Um quilombo de estéticas e conhecimento

Um quilombo de estéticas e conhecimento

Evento esboçado no FAN (cuja realização ainda é incerta) promove encontro de artistas, intelectuais e pesquisadores


  Um evento que funciona como um quilombo. Ou como um espaço vocacionado a gerar diálogos conflituosos e problematizações sobre o que vem a ser uma pesquisa sobre a arte e as estéticas negras na contemporaneidade. Nas bases desse conceito, a Polifônica Negra faz sua segunda edição, desta quarta-feira (3) ao domingo (7). A programação tem entrada gratuita e será realizada em diversos espaços da cidade, como o Tambor Mineiro, o Teatro Espanca! e o Espaço Lira.
Estruturado na perspectiva de quilombo da historiadora Beatriz Nascimento, que propõe uma revisão da história do Brasil a partir dos quilombos, a Polifônica Negra ganha outro corpo e outras dimensões depois de seus primeiros rascunhos realizados em 2013 dentro da programação do Festival de Arte Negra (FAN), evento que hoje se encontra em situação instável quanto a sua viabilização pela prefeitura de Belo Horizonte, assim como outros projetos e ações de fomento que sofrem com o corte de verbas destinadas para a cultura do município.
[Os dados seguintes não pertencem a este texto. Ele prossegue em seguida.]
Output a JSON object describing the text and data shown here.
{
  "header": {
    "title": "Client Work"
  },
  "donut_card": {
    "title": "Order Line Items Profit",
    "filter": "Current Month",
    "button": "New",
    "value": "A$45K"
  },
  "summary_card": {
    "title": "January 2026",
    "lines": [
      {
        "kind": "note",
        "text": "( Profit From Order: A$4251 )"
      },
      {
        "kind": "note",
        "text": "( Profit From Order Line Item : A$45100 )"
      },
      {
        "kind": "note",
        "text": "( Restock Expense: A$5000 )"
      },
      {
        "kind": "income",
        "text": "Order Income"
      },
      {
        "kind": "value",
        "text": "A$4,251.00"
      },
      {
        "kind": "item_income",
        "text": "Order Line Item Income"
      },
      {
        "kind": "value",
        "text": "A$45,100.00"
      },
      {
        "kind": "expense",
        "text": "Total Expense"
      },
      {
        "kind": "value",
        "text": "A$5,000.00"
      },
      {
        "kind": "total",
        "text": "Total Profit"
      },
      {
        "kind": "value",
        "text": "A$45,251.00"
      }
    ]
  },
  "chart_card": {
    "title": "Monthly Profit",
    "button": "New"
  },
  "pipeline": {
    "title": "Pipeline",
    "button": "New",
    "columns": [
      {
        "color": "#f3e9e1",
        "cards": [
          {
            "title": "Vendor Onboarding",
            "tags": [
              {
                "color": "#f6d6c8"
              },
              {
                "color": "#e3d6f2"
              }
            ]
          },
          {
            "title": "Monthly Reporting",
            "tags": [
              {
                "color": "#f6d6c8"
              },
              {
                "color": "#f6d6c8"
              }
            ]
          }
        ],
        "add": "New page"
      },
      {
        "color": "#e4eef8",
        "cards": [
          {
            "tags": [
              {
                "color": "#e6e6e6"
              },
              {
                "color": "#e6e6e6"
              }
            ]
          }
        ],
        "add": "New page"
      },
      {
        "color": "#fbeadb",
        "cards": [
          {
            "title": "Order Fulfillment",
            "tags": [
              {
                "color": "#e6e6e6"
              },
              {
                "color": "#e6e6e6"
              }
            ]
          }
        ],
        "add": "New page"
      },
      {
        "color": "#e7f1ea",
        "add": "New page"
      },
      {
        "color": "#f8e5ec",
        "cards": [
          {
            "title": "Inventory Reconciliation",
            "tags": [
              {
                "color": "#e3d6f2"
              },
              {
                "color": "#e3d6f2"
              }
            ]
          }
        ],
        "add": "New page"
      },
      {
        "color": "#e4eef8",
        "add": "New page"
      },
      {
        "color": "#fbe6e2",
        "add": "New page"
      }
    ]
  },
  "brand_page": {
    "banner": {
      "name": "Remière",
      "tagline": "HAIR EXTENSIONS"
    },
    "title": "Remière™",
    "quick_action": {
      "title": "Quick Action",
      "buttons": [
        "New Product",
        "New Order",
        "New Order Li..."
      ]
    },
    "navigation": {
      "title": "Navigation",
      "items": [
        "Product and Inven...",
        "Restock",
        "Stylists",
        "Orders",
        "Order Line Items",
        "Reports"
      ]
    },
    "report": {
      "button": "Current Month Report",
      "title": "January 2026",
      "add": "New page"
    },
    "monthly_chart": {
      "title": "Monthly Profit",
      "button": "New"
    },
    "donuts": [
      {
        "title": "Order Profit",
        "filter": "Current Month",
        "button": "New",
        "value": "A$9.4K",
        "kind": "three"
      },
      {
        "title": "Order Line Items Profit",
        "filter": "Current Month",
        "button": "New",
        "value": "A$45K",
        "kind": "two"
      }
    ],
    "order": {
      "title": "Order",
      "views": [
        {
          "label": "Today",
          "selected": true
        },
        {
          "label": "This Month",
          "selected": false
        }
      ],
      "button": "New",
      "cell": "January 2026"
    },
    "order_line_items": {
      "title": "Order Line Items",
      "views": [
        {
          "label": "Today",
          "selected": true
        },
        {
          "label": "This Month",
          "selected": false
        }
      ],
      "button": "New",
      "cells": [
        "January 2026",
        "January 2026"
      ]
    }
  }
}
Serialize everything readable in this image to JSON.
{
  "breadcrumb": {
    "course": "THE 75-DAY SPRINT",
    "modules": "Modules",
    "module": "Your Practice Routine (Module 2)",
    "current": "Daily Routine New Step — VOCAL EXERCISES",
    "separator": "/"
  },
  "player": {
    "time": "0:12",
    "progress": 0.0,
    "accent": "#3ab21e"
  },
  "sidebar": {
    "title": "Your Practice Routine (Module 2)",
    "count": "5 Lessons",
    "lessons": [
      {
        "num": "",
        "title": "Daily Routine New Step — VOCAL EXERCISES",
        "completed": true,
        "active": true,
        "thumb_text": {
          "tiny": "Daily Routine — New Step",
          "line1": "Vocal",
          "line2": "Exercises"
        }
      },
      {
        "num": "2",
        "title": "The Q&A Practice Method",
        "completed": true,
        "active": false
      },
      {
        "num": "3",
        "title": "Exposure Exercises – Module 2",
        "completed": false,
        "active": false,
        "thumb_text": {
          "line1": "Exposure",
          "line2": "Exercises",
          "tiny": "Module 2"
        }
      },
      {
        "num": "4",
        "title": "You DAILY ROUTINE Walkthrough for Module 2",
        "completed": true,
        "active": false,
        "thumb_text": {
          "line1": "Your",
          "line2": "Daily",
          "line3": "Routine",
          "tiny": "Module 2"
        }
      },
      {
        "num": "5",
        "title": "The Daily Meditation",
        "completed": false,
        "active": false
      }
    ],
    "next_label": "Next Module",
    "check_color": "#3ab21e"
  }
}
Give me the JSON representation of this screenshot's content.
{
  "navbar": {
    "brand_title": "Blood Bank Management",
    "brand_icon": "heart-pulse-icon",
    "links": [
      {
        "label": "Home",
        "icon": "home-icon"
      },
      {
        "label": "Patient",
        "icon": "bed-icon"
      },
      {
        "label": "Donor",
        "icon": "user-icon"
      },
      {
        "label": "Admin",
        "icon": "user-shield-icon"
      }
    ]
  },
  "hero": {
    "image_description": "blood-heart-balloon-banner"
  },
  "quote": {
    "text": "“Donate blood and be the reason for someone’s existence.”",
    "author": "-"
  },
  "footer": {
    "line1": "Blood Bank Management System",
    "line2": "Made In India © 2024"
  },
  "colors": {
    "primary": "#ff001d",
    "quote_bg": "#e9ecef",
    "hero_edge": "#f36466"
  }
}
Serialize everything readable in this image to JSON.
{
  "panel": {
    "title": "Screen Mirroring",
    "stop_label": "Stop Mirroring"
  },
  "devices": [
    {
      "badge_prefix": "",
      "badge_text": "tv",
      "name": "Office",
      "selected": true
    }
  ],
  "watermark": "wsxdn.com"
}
“São esses espaços que podem reconfigurar o mapa artístico de Belo Horizonte. Agora, mais do que nunca, é impossível que a cidade e o meio artístico ignorem que estamos produzindo arte. Acho relevante apontar que conseguimos, com muitas dificuldades, manter espaços como a Segunda Preta, projeto que traz, toda segunda-feira, trabalhos que refletem questões raciais. Ele representa, simbolicamente, o que é esse desejo dos artistas negros de se reunir e ter espaço para trazer suas propostas artísticas”, observa o performer, dramaturgo e pesquisador Anderson Feliciano, idealizador da Polifônica Negra.
“Quando penso a Polifônica como um quilombo, intento uma nova forma de pensar as artes. Esse quilombo vem com a proposta de tentar construir um espaço onde, dentro dele, instaura-se um sistema que não seja colonizador. É um espaço onde as formas de relação com o outro, o pensamento sobre a arte e o que sejam essas estéticas negras possam ser pensados e refletidos com uma perspectiva diferente da que predomina na cena”, completa.
Na perspectiva do olhar que se ambiciona, a Polifônica, como quilombo, é também um espaço para a construção de um conhecimento próprio e singular. “Nós, artistas negros e investigadores, temos dificuldade de encontrar um referente que não seja canônico, que fale do nosso lugar. Normalmente, são intelectuais que refletem sobre outros contextos. A Polifônica seria, então, o espaço para artistas investigadores apresentarem e falarem de seus experimentos cênicos. Nos interessa fazer com que possamos construir conhecimentos a partir da ideia de descolonização do saber. Somos nós produzindo, é nossa própria construção sobre nossos procedimentos estéticos”, pontua Feliciano.
Abandonando a perspectiva de uma definição do que seja a arte negra, a tensão, o erro e o equívoco tornam-se, então, bem-vindos na problematização de uma poética múltipla. Dessa forma, é relevante para a construção curatorial da Polifônica, realizada por Feliciano e Aline Vila Real, membro do grupo Espanca!, uma programação que expanda a mostra de trabalhos artísticos e traga, para a reflexão, a presença de artistas intelectuais que têm o papel de provocar o debate a partir de um pensamento sobre a poética e a estética negras na contemporaneidade.
“Minha leitura é que faz sentido afirmar as estéticas do teatro negro quando percebemos que há uma preferência, que a ‘branquidade’ seja a norma do espaço da arte. Nesse sentido, acredito que frente a uma situação que é de predominância branca, a representatividade da população negra não aparece no espaço da arte, ela é uma sub-representação. A arte hoje, pautada pela ‘branquidade’, não nos mostra nossos territórios, nossa imagem, nossa estética na forma como enxergamos”, afirma Renato Nogueira, filósofo e professor da UFRRJ que participa da Polifônica trazendo o viés da filosofia brasileira Afroperspectividade, que busca formular conceitos recorrendo às tradições indígena, africana e afro-brasileira.